We don't think it gets better than middle eastern spices and flavorings when it comes to fire grilled chicken. This wet marinade is sweet, zesty and herb focused. The picture below was a skin-on split chicken breast still on the bone, but this will work with any cut. The focus is za'atar, which in this case refers to a spice and herb combination (toasted sesame seeds, roasted thyme and other pungent herbs combined with the brightness from the sumac.
) you can find at spice shops and possible your local market.
Ingredients (serves 2)
2 chicken breasts
1 Tbsp mayo
1 Tsp honey
2 Tbsp - Oil (Avocado, grape-seed, olive oil, etc.)
1/2 cup - za'atar spice rub
1/4 cup - sumac
1 Tsp - ground nutmeg
1 Tbsp- Sweet Paprika
1 Tsp - Salt - but check whether the mix has salt and adjust accordingly.
Optional: 2 Tbsp ground pistachio nuts
Optional: ground cayenne pepper, aleppo pepper, ground tellicherry peppers
Steps
Always take safety precautions when working with raw chicken. This recipe works best if allowed to sit in the marinade (refrigerated) for at least 8 hours, but it can also be prepared as a quick wet rub before cooking.

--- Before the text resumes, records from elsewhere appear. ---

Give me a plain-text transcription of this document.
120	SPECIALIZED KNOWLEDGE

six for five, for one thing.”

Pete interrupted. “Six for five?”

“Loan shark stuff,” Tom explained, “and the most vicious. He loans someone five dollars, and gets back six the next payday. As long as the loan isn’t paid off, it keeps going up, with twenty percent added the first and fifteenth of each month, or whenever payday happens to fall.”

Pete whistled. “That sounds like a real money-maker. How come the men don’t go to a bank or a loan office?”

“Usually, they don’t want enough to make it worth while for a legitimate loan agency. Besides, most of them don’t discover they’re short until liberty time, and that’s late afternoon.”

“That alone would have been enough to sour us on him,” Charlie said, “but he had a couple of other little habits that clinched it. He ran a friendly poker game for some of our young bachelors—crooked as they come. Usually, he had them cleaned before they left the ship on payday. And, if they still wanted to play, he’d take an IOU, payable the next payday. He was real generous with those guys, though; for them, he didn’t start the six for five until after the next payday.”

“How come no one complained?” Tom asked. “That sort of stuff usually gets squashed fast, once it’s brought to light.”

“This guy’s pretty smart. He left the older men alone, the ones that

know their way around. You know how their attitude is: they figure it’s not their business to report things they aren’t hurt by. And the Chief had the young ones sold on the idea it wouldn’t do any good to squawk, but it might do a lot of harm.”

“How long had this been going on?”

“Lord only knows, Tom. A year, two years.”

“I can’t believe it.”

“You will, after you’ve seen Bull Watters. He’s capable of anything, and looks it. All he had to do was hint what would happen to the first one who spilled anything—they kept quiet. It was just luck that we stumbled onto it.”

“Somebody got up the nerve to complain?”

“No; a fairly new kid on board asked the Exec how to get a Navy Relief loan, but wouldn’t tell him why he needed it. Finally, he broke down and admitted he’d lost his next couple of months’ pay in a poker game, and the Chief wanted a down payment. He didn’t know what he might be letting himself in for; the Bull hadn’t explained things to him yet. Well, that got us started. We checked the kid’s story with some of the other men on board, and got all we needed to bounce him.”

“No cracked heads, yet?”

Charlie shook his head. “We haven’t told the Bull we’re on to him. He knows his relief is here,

When marinating in the refrigerator, be sure to use an air tight bowl, or place the chicken in a ziploc inside of a larger bowl to avoid any spilling. Disinfect the prep surfaces when finished.
Start with the wet ingredients in a bowl, then add spices and stir into a paste. You want to ensure coverage of the whole chicken surfaces, so add more liquid and za'atar if you're running short. Add the wet rub to the chicken, incorporate it evenly, and let sit for up to 24hrs refrigerated. When preparing to cook the chicken, remove any globs of marinade, but do not wipe off the marinade. Heat up your grill or cooking surface before adding the chicken to ensure it doesn't stick. Add more oil to the chicken or your cooking surface if needed.
Serve with:
Couscous, Rice, Potatoes, Salads, Tabbouli, Tahini, and more!